In honor of April being National Poetry Month (as established by the Academy of American Poets in 1996), the 5-2 Crime Weekly continues its "Thirty Days of the Five-Two" this week. In addition to the usual Poems of the Week (most recently, "Prom Queen" by Tom Barlow), organizer Gerald So is encouraging readers to link to any Five-Two poems you enjoy on your social media.

CrimeReads continues its series of entertaining articles with a look at "The New Wave of California Crime Fiction," which looks at the intersection of race, class, gender, and community; and "10 Must-Read Crime-Fighting Duos," from Sherlock and Watson to Rizzoli and Isles.

Featured at the Page 69 Test this week: Three Hours in Paris by Cara Black, the first standalone spy thriller from the bestselling author of the Aimée Leduc series. In June of 1940, when Paris fell to the Nazis, Hitler spent a total of three hours in the City of Light—abruptly leaving, never to return. To this day, no one knows why, but Black reimagines history in her pulse-pounding tale of one young woman with the temerity—and drive—to take on Hitler himself.
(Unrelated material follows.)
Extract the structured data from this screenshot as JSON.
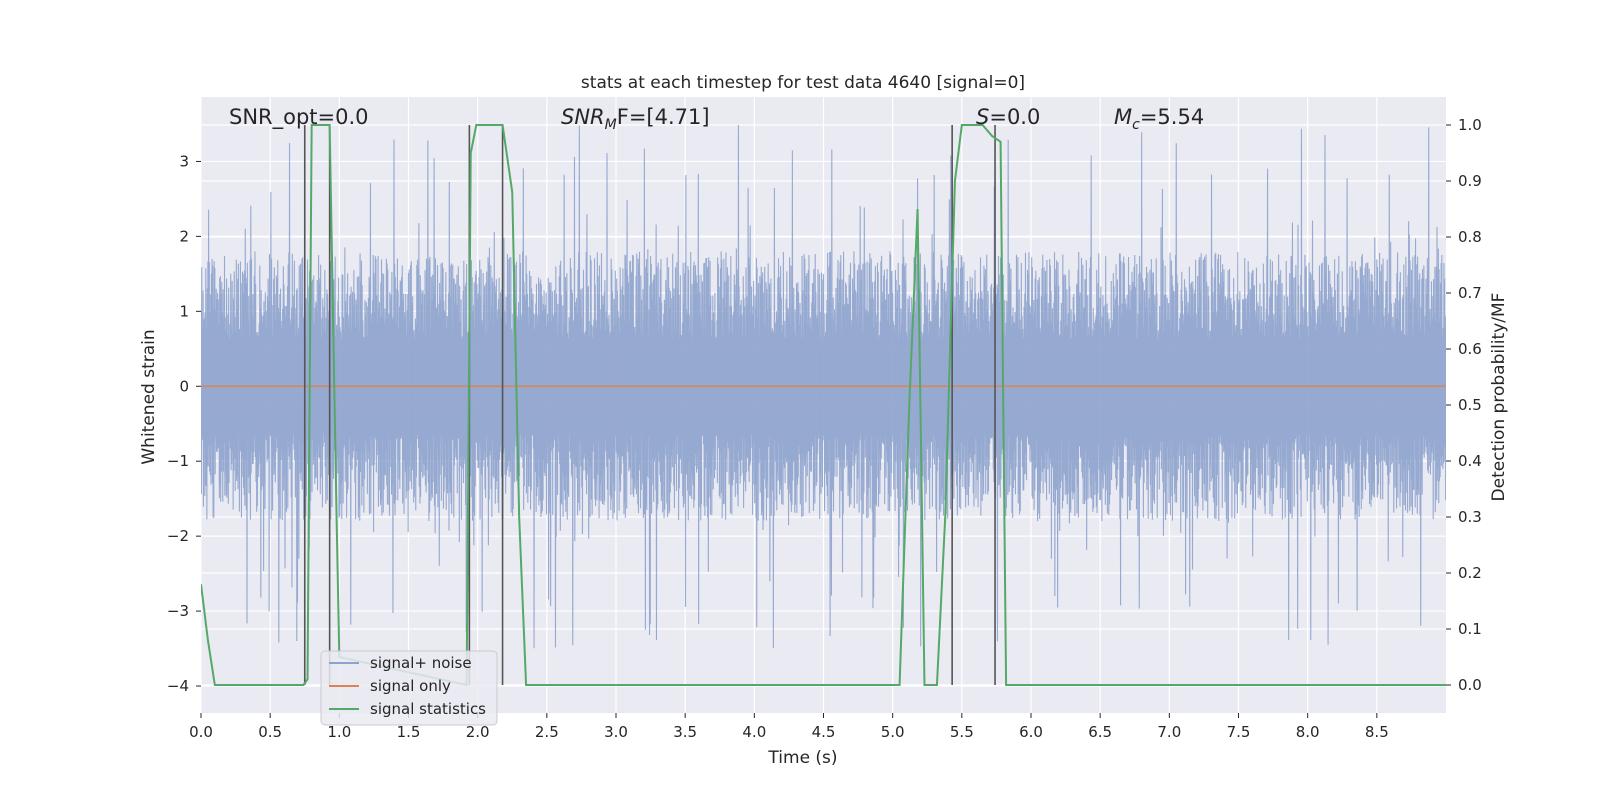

In the Q&A roundup, Gerald So (of the Five-Two Weekly crime poetry site and a former Short Mystery Fiction Society president) has been interviewing finalists for the Derringer Awards; Criminal Element's Book Series Binge continues with Kate Mosse on The Burning Chambers series; and over at the Writers Who Kill blog, E.B. Davis interviewed Edgar Award winner Art Taylor about his short stories and why he sets many of them in North Carolina.